More pragmatically, I do see intriguing hints about the role of artificial intelligence as applied to search. The Allan Institute for Artificial Intelligence offers Semantic Scholar. Drawing from more than 20 content providers, that system offers effective search mechanisms and a refreshingly open interface. JSTOR has created a prototype search tool for film, using an HBO documentary on Martin Luther King, which supports search for specific persons, issues, and concepts referenced. Also of interest is the Open Knowledge Maps initiative, although being purely oriented towards the sciences, it does no better with the Louis J. Rhead search than Google did 10 years ago. Still, a representative speaking at the Open Science Conference in 2019 begged that audience to not leave search solely in the hands of Google.

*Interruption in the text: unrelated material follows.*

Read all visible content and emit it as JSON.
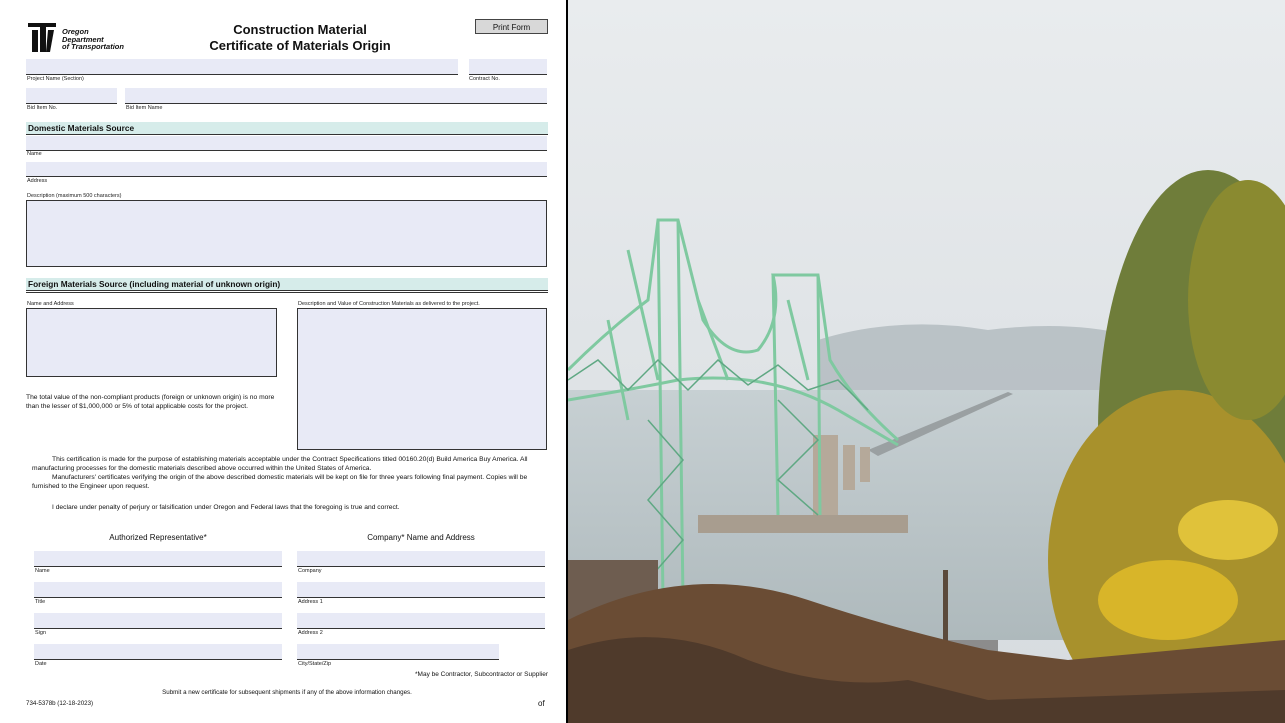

For the NISO membership as well as for the information industry as a whole, none of this may be news. Regardless of whether you are a traditional scholarly press or a search engine giant, much of what content and discovery providers contribute to the research process is submerged, algorithms running and sorting “under the hood”. In a research environment deeply focused on furthering the progress of open access and driven by analytics, there is still much to do in support of identifiers, metadata, interoperability, and privacy protections. Is now the time for your organization to become more deeply engaged with the standards development critical to engineering the next-generation, frictionless information experience?  The platforms we create cannot entirely eliminate the need for users to think, but the community could do much from this end to improve their chances.